I really envy you. I never did see her myself although I have about a dozen records of her, including her German Dreigrossenopfer on Columbia and the movie soundtrack on MGM.By the way, Bob Dylan seems to have had a similar experience to yours. In Chronicles he writes about hearing Lotte Lenya sing Pirate Jenny in the Village and thinking in a whole new way about how to structure a song. Listen to "When the Ship Comes In" and you can hear the influence.
I thumbed through Chronicles (Vol. 1) and couldn't find the reference to 3PO. Can you help with an exact page? TIA.
Sure, it's on pages 272-276. He calls it a "presentation of songs by Bertolt Brecht...and Kurt Weil," so maybe it wasn't 3PO. This was 1961 and I guess there was a revue of their songs at that venue.This thread just inspired me to clean off an LP I have called "Mack the Knife and Other Berlin Theatre Songs of Kurt Weill" on RCA from 1966, by The Sextette of Orchestra USA (Eric Dolphy, Thad Jones, John Lewis, and others). Michael Zwerin created some stunning arrangements and there are some great runs by Dolphy, Thad, et al. Quite a gem.

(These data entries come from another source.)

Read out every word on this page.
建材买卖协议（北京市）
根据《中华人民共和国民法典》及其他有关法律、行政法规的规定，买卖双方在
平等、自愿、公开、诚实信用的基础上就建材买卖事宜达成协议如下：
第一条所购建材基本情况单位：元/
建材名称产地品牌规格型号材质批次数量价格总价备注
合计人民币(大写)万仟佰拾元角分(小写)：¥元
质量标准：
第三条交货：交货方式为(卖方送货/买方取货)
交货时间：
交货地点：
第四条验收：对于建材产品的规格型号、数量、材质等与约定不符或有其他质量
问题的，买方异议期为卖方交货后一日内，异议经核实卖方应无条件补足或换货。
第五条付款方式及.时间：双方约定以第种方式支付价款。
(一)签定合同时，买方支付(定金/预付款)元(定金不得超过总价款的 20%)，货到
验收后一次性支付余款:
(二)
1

Many thanks for the reference. It's a fabulous description of 3PO -- really a gem. I need to send that to Eric Gordon, Marc Blitzstein's biographer.If you like Weill sung by Lotte Lenya, you've got to hear Columbia KL 5229 "September Song and other American theatre songs of Kurt Weill sung by Lotte Lenya" (does that take the prize for the longest record title?)
Yes, I do have that great French RCA album of jazz interpretations of Weill.